On compte beaucoup sur The Go Team pour chauffer le public de Dutronc. La gentille troupe allumée de Brighton se démènera comme de beaux diables et diablesses en piochant dans ses deux premiers excellents albums et en offrant la primeur de titres de leur album à venir, "qui n'ont pas encore de titre" dixit la chanteuse Ninja (c'est son prénom). Imaginez la pop soul sucrée des Jackson 5 croisée avec les morceaux les plus pop de Sonic Youth ou Free Kitten et vous obtenez The Go Team. Les quadras et quinquas qui s'impatientent de voir Dutronc restent perplexe face aux efforts déployés par The Go Team pour faire bouger le public.

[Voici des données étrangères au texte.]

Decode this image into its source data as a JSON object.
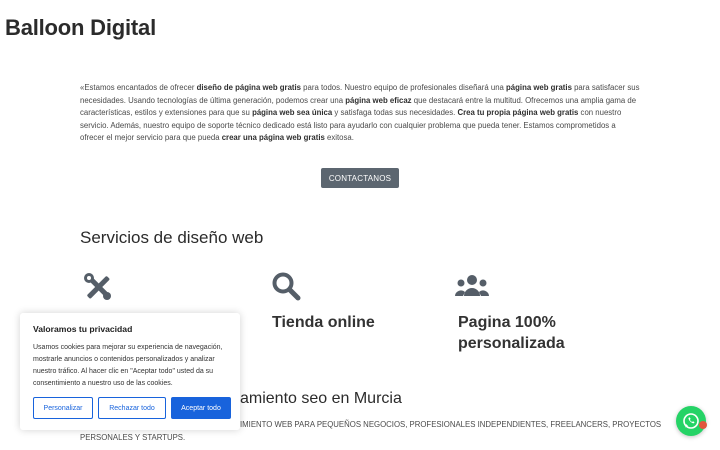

Lorsque Dutronc s'apprête à débarquer sur scène, la moyenne d'âge a pris un sacré coup (de vieux)... Nombreux sont les nostalgiques venus écouter l'idole de leur jeunesse. Dutronc assure un show efficace, un joli best-of qui comble le public briochin venu en masse. Le bonhomme semble heureux d'être là et ponctue ses chansons d'anecdotes et de boutades mémorables (Gainsbourg et moi, on en a fait des tournées. Pas celles que vous croyez... Au bon accueil, Au bon temps...) et déroule un répertoire plein de classiques à craquer (les "Cactus", "Le Playboy", "L'opportuniste"...).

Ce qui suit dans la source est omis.